I am not sure if this is true or not, but the first TV station in Teheran supposedly utilized a Bilby aluminum survey tower as its transmission tower. The tower was located about half way up Old Shimran Road and had a great view of the city below it. I am not aware of any Bilby towers being used in Iran for surveying purposes.
Marriage between members of the topographic unit and locals was discouraged but not prohibited. At least two persons were married during my tour. One man married one of the French girls who worked for the Gulf District. The other marriage was between one of the later pilots and the lady who operated the only Brothel in Teheran. Her name or the name of the establishment was "Effie's". Neither marriage survived.
The continuation of survey work in Iran in the 1960 leads me to believe that that was the period in which third and fourth order surveys, triangulation, and level lines were run for picture point control. No such control was performed prior to 1960 to my knowledge
The caliber of enlisted surveyors from the 30th Engineer Group was outstanding. Having to have a higher level of expertise than normal, the men who volunteered for duty in Iran performed exceedingly well under great difficulty and sometimes great hardship. But, no gripes, no complaints. Up one mountain, then up another and so on for an entire year! Two of these men whom I remember well were George Williams who eventually left the Army and was hired by the Army Map Service as a surveyor. He may have returned to Iran in the middle-1960's. Another fine surveyor was a young lad from Oroville, California, Stanton F.Y. Gee. He had an engineering background and was a great instrument man. In addition, he was a great Chinese cook. His family sent him Chinese food from time to time and Stan would cook up some great rice dishes. I saw Stan in California in 1962 and he was completing his engineering studies.

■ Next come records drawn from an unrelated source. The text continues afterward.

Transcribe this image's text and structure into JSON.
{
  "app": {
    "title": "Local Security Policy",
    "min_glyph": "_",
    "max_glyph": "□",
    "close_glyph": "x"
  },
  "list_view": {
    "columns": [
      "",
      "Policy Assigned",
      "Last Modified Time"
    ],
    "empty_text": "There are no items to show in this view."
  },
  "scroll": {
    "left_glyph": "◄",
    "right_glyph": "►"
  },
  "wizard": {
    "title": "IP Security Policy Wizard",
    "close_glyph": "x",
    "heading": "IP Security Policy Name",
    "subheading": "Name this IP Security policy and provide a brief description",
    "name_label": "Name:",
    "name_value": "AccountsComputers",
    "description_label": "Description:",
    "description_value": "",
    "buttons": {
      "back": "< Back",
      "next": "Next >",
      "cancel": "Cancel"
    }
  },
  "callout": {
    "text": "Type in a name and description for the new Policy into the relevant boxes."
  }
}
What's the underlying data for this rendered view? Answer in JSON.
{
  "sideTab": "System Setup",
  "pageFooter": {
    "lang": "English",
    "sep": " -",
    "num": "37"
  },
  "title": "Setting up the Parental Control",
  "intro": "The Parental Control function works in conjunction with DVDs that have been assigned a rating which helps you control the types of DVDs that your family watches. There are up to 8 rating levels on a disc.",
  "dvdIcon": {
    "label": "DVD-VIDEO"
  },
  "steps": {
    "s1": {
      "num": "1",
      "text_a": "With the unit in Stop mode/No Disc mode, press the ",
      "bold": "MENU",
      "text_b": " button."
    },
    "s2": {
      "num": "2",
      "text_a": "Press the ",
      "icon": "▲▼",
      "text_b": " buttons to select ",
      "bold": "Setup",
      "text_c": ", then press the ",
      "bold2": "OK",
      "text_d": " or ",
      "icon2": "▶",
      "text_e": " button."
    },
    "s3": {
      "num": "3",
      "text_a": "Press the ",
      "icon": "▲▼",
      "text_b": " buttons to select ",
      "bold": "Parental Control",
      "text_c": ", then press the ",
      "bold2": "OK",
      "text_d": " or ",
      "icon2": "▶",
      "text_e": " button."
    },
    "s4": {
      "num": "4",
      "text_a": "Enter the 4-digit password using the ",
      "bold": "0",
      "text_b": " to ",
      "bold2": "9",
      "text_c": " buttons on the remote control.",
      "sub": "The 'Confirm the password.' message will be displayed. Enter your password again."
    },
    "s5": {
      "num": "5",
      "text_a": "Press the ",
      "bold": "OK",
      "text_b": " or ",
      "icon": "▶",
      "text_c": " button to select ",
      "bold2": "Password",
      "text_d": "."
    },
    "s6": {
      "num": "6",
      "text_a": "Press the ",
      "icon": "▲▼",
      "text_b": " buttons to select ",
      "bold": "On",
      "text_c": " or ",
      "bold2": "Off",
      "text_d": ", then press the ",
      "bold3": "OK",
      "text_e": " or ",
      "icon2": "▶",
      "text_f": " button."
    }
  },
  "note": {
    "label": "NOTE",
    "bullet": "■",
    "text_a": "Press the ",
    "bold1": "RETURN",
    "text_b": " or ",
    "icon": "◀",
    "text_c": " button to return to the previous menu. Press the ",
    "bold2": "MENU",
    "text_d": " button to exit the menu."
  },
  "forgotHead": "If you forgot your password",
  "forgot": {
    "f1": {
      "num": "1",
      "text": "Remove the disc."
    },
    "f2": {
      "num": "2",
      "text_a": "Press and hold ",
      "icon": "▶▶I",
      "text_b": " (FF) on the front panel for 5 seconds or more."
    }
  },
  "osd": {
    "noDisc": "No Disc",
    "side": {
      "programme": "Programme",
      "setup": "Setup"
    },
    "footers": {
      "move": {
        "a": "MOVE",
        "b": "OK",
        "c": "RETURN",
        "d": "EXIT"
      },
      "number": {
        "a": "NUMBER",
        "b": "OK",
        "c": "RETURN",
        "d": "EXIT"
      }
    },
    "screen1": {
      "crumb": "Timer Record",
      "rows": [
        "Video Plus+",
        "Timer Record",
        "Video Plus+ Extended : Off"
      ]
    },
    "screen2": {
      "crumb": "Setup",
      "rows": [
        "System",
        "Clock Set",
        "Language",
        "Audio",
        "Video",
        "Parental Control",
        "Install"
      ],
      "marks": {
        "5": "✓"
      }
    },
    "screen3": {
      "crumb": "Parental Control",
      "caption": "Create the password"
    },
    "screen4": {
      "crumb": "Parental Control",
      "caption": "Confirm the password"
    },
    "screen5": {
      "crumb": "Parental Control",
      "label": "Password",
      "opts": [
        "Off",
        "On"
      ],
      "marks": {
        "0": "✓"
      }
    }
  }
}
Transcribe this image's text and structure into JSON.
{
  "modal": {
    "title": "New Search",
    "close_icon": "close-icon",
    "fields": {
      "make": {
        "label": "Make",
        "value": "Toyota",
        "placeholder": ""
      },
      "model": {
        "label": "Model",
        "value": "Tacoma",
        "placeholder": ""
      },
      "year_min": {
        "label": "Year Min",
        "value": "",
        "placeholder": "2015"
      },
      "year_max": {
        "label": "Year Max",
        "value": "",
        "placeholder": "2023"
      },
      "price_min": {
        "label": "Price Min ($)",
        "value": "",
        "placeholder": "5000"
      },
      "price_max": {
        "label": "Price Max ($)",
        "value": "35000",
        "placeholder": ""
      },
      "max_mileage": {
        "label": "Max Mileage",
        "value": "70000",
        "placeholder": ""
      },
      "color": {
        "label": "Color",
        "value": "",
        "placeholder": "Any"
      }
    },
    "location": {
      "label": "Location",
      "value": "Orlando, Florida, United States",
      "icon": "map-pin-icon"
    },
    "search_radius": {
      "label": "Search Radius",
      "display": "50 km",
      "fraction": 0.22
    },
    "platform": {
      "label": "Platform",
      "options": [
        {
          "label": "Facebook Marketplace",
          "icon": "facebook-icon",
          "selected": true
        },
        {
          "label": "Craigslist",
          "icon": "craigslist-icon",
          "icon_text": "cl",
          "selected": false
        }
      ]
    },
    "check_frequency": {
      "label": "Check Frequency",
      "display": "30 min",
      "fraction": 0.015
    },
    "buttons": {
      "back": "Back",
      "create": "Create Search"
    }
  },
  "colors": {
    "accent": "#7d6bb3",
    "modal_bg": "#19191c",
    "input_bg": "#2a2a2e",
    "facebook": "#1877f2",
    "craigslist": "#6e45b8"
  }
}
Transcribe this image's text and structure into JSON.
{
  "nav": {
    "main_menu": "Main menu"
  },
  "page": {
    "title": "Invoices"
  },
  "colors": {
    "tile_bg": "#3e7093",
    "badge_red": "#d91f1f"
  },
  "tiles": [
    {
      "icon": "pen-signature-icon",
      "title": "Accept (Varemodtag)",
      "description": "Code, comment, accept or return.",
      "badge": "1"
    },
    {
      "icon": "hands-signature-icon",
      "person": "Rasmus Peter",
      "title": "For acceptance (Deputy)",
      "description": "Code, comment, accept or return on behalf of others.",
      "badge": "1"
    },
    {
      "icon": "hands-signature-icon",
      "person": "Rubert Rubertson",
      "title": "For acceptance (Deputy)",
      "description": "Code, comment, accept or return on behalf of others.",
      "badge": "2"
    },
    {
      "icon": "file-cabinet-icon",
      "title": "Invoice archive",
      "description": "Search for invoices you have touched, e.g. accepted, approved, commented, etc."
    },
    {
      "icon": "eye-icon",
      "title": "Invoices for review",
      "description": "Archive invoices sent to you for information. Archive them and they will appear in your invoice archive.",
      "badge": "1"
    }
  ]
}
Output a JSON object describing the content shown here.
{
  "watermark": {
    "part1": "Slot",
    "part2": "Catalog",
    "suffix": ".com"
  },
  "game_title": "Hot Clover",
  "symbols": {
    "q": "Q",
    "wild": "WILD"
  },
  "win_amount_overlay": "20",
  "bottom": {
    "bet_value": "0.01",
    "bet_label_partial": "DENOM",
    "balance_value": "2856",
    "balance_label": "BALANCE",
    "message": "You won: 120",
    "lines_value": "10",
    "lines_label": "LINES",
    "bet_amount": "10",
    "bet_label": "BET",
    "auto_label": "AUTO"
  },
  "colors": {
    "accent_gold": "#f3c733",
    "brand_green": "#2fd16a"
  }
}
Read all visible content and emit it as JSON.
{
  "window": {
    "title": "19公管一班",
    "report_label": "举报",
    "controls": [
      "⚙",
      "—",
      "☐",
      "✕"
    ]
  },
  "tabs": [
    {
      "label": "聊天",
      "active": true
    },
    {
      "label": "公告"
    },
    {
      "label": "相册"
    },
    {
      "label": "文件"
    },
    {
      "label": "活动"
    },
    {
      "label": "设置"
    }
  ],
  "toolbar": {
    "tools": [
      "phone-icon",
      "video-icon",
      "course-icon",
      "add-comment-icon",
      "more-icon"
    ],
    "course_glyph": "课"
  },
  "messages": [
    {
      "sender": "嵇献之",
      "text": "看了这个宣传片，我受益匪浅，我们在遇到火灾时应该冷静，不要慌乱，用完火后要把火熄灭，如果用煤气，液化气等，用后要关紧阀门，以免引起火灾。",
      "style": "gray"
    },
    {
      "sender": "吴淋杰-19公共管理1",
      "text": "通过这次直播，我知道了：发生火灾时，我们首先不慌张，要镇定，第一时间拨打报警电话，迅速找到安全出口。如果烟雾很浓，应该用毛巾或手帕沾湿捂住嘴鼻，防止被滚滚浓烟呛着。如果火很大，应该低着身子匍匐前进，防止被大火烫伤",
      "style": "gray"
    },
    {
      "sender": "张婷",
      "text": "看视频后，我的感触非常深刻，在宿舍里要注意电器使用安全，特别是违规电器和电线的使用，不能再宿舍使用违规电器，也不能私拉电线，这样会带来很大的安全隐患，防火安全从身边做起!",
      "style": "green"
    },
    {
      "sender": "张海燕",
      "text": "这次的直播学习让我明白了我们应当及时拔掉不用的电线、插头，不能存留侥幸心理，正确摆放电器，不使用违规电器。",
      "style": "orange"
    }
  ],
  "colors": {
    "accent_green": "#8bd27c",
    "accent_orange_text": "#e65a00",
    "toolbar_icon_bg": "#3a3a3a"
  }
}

During my time in Iran, I drove across the entire diagonal of Iran to Pakistan from Turkey and then from a city called Isfahan to the Persian Gulf to Bushehr. During our stay in Shiraz we were able to spend time at Persepolis, an ancient city created by Darius and destroyed by Alexander the Great. Fantastic ruins!
I arrived in Iran as a First Lieutenant and early in 1959 was promoted to Captain. On a routine supply run by the L-20 (known as the L-Beast - the Farsi word for twenty is "beest) I received a package and a note from LTC Stromgren that I had been seen "out of uniform." On opening the package I found a field cap with captain's bars on it, my official notification of being promoted!
It was a wonderful period of time for me in a professional and personal sense. I had great personal responsibility and was involved in the very first survey of a country. This could be likened to many of the survey explorations of the US Army such as Pike's Peak, the Lewis and Clark Expedition and so forth. And I was glad that the Corps of Engineers was again in the forefront.